The North American fixed income markets started the new year on a volatile note. The concern over potential interest rate increases, combined with the release of employment data in both Canada and the US, prevented investors from getting excited about bonds.

Taking some of the uncertainty out of the market this week, was US President Clinton's announcement that Federal Reserve Board Chairman Alan Greenspan would be nominated for a fourth term as head of the US Federal Reserve Board. This is good news for the markets, due to the fact that the prudent management of US monetary policy stewarded by Mr. Greenspan will continue, provided the US Senate approves the nomination. There is little reason to believe that the Senate would choose not to approve the appointment. After all, Mr. Greenspan has presided over the Federal Reserve Board for the longest peace time economic expansion in US history. Why rain on the parade?

The Canadian market has experienced a 'mini-LTCM'. Canadian hedge fund Phoenix declared its intention to proceed with an orderly liquidation this week after discovering apparent inappropriate trading by one of its bond traders lead to a $CDA 7.4 million loss. The company and regulators are investigating the causes of the loss in an effort to discover where fault lies.
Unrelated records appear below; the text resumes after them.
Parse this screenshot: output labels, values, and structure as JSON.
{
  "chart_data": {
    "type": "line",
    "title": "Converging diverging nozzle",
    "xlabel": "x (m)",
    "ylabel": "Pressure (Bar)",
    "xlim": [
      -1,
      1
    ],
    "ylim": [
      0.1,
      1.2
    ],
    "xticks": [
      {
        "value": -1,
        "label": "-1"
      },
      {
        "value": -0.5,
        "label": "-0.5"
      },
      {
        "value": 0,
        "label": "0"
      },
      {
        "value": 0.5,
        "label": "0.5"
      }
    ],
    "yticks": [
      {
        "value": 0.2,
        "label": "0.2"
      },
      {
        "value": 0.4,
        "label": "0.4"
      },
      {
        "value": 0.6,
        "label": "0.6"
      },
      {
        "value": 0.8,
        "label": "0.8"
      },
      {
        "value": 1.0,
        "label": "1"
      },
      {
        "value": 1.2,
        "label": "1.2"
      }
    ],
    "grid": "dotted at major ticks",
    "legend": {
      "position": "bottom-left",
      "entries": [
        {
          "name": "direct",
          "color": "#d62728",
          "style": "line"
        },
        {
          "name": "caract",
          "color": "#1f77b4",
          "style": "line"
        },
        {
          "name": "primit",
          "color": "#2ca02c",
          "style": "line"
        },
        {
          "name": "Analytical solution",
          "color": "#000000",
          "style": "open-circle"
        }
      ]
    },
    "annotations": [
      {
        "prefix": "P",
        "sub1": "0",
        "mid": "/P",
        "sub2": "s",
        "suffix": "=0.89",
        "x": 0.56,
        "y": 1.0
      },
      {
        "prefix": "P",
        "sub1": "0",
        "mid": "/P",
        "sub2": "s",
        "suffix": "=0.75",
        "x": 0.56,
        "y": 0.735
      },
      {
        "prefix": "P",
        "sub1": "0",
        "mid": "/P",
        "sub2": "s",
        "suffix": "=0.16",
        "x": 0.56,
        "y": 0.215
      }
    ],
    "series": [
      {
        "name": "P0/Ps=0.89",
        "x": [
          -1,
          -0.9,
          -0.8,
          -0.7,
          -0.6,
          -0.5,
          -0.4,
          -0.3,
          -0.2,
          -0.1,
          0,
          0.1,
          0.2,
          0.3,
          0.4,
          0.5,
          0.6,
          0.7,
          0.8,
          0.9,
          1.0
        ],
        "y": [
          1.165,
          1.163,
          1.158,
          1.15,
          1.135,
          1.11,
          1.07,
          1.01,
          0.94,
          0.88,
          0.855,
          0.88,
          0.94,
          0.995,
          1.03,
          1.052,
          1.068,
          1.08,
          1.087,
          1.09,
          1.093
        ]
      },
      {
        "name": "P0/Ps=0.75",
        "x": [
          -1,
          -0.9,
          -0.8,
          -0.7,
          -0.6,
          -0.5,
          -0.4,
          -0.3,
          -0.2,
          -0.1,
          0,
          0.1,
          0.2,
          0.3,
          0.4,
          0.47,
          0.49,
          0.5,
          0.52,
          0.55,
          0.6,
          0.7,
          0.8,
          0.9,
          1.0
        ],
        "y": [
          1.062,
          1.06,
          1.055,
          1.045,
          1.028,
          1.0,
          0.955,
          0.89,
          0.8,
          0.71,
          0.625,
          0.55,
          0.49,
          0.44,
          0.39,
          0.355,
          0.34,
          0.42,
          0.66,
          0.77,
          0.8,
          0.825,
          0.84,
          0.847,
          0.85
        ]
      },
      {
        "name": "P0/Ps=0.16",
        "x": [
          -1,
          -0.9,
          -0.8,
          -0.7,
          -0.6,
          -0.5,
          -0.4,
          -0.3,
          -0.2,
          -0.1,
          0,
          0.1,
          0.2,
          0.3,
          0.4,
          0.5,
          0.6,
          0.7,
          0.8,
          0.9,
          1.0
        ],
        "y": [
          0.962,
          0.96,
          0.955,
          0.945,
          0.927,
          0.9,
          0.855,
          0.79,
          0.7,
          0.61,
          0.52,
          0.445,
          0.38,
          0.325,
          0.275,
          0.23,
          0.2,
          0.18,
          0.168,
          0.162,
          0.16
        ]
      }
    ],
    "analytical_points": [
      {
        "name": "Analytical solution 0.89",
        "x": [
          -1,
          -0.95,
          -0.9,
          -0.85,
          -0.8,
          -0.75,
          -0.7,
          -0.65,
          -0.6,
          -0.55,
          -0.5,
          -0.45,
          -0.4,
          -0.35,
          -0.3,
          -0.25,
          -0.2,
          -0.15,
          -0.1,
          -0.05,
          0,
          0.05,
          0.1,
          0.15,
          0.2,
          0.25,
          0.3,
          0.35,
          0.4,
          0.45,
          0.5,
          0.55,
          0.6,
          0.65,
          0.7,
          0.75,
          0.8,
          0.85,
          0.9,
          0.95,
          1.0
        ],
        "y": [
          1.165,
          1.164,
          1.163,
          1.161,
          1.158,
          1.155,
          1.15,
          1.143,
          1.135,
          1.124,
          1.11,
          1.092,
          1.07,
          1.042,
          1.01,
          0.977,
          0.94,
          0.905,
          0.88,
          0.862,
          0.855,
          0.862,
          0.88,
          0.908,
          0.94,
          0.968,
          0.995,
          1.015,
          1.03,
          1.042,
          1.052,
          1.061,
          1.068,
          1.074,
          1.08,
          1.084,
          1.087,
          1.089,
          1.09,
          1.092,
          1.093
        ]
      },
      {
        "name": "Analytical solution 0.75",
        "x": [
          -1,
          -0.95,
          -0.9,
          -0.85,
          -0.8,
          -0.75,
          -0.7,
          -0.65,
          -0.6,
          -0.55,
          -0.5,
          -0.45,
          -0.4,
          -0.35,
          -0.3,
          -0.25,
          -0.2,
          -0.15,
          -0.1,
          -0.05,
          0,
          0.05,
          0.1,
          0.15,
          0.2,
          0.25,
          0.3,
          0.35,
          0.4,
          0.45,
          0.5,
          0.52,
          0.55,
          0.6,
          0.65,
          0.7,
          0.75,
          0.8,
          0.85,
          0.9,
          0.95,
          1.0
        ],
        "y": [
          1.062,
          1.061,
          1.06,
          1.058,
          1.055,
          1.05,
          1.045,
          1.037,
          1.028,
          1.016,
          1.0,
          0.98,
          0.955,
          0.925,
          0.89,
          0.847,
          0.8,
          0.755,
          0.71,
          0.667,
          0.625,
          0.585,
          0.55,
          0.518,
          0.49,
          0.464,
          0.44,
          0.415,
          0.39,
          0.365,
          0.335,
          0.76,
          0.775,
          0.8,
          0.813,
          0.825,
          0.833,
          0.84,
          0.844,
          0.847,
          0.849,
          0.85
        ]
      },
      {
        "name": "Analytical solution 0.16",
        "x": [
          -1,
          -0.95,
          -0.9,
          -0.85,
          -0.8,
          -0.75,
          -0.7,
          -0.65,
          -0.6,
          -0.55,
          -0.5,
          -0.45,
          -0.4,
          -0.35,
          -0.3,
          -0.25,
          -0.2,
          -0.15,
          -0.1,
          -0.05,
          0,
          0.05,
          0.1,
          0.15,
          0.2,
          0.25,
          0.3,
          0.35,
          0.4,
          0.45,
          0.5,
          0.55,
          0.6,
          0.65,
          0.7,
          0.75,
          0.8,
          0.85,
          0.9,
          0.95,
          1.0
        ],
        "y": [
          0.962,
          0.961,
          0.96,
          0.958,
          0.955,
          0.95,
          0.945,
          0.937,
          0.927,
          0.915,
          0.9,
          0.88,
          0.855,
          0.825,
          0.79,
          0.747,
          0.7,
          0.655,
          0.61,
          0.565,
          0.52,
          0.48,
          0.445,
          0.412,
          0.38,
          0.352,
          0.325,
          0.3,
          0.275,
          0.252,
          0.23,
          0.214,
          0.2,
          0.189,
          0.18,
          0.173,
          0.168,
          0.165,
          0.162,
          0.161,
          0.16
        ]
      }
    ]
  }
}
Due to the increasing interest rates evidenced in the bond market this week, and the longer term trend towards increasing rates, the major banks in Canada raised interest rates on mortgage loans. Long-term mortgages increased by 30 basis points to approximately 7.65%.

On the economic front, increased interest rates in the US has begun to dampen the US housing market as new home sales decreased 7% in November on a month-over-month basis; US non-farm payrolls added 315,000 new jobs; the unemployment rate remained at 4.1%; average hourly earnings rose 6 cents. In Canada the unemployment rate was 6.9%; 43,000 new jobs were created. The unemployment rates remained unchanged due to the number of people who continue to join the labour force.

In Canada the 30 year long bond closed at 6.41%, after a rough ride which saw yields rise to 6.49% mid-week. In the US, the Treasury 30 year long bond added to its recent losses, closing at a yield of 6.54%, after testing its recent high yield of 6.63% earlier in the week. Many dealers complained that the markets remain relatively illiquid, even with the holiday season and Y2K behind us. Several institutional accounts indicated that they were not going to participate in the markets until they were certain that the full trading and security settlement cycle were unaffected by the Y2K bug. Look for more liquidity to return to the bond markets next week.

The North American equity markets went on a volatile roller coaster ride in the first week of trading this year. Investors anxious to lock in profits from last years big winners, particularly the technology sector, sold to start the year off. This strategy allowed them to book profits, but not need to recognize the capital gains in the 1999 tax year.

Companies such as Nortel, BCE, Dell, and a lot of the dotcom stocks saw their market values eroded by investor selling. As the technology sector lost ground, the Nasdaq was down over 10% in the first few trading days of the year. However, the strength of the employment reports breathed life back into the stock markets, as investors refocused on the strength of the economy, and the potential for strong fourth quarter earnings.

One loser this week was Lucent Technology, which indicated fourth quarter earnings would be less than anticipated, lost 29% of its market capitalization at one point this week. The loss at Lucent ended up as a win at Nortel.

Nortel Networks recovered from being down over 15% on the week on the news of Lucent's profit warnings. Analysts believe that the losses at Lucent will translate into orders at Nortel. As well, Nortel announced the purchase of Promatory Communications for $US 780 million in stock. Promatory has designed technology which will allow private homes and businesses to have up to 12 phone or high speed internet lines on one traditional copper wire line.

On the acquisition tail is Chapters Online, who announced this week the purchase of GardenCrazy.com. This will move Chapters Online into more niche markets where it believes it can benefit from customer loyalty and increased revenues. The company has announced that it will look for more companies to purchase as opportunities arise. Analysts believe that the deal will eventually add to the cashflows of Chapters, but will mean a longer time horizon to profitability.

By the weeks end the TSE was up 0.2%, the Nasdaq had recovered to down 2%, the S&P500 was down 1.9%, while the DJIA was up 0.2% and closed the week at a record high.

Next week brings more accounts back to the market, which should mean an increase in market liquidity. Look for more profit taking in the technology sector as investors look for undervalued securities in the cyclical sector which can benefit from the economic resurgence of Europe and Asia. Interest rate sensitive stocks may languish until the Federal Reserve Board and the Bank of Canada make their intentions clear in early February. Good trading.